Sumire no Tenmado-CAFE-Meeting 2008


09.11.2008, von Locoroco

Sumire no Tenmado
すみれの天窓

Nachdem feststand, dass Duplica und Sery-chan nach Japan kommen wüden, musste neben obligatorischem Shoppen auch das Cafe der berümtesten Musikerinnen der japanischen Lolitaszene aufgesucht werden.

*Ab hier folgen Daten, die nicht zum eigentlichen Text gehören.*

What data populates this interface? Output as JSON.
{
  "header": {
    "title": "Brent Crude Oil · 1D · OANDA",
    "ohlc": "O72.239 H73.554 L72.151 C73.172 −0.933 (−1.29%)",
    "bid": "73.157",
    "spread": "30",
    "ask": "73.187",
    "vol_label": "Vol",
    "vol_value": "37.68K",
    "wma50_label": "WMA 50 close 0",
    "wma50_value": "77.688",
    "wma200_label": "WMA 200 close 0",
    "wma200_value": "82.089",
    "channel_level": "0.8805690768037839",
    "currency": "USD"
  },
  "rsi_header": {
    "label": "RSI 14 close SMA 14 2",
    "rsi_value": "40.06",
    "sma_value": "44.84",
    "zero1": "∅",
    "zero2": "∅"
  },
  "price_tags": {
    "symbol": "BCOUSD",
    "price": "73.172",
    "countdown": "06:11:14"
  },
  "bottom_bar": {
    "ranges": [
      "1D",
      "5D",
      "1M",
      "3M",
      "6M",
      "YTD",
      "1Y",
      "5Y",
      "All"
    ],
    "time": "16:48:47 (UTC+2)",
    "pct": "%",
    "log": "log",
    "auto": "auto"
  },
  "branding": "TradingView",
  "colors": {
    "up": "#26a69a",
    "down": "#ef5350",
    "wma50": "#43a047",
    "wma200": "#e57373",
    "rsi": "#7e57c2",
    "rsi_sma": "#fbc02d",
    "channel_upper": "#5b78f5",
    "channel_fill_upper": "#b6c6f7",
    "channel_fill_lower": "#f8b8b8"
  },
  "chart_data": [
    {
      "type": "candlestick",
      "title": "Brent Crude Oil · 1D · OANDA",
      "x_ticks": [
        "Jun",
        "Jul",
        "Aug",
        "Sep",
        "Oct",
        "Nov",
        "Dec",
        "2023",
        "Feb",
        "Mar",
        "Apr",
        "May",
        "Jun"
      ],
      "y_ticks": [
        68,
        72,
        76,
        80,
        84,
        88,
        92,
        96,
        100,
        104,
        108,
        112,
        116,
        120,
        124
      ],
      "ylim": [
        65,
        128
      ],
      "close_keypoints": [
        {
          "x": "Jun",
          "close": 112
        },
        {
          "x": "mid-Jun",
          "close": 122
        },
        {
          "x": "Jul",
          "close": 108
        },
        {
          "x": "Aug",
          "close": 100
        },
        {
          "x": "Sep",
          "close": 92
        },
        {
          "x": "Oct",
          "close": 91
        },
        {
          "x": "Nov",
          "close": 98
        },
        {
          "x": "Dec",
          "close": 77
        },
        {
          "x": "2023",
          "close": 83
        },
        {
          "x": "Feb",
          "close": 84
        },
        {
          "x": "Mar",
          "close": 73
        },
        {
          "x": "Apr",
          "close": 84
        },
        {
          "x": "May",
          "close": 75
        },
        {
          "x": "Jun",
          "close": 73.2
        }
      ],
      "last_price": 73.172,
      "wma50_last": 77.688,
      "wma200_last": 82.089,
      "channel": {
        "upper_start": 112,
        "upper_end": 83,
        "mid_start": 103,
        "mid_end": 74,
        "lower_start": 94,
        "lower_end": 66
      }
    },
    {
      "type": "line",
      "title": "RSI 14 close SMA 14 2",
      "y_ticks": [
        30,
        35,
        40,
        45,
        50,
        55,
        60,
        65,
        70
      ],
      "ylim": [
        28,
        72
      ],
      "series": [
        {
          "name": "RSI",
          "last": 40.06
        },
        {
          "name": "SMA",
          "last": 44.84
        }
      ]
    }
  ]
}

An einem Sonntag im September 2008 machten wir uns also auf dem Weg.

Dass sich das Cafe im Prestige-Viertel Shinjuku befinden wüde, war nicht allzu überraschend. Dass es sich im kontroversen Unterhaltungs- und Rotlichtviertel Kabuki-cho befinden würde, fand ich interessant.

Japanische Adressen sind nicht leicht zu finden und trotz einigen Vorbereitungen irrten wir auf der falschen Seite des Blocks umher. Ein kurzer Anruf im Cafe und schon brachte uns ein Gespräch mit Yuka auf den richtigen Weg.

In einer kleinen Seitenstrasse, ganz Abseits vom Tumult des sonst belebten Viertels, fanden wir eine Anreihung von Gassen, jede mit winzigen Bars, Cafes und Restaurants versehen. Uns erschien die Gasse, in der wir das Cafe fanden, ein wenig verrucht. Wir entdeckten dann ein Schild, mit der Aufschrift und dem Logo des Cafes. Sehr schmale Treppen führten uns in die Lokalität im zweiten Stock.

Foto 4392 von locoroco

Noch kleiner, als schon von Außen vermutet, fanden wir die Welt von Sumire no Tenmado, "dem Dachfenster des Veilchens". Sonntag, später Nachmittag, das Cafe war mit nur knapp sechs Gästen fast voll. Dennoch bat man uns drei schüchternen westlichen Lolitas hinein und eine nette Lolita machte sogar Platz, damit wir uns setzen konnten.

Am Tresen stehend, mit der Kundschaft plaudernd, sahen wir dann Yuka, die uns auch gleich die Speisekarte brachte. Wir entschieden uns für die Empfehlung des Hauses, zwei Cocktails-Sorten, einmal in pink und einmal in rot.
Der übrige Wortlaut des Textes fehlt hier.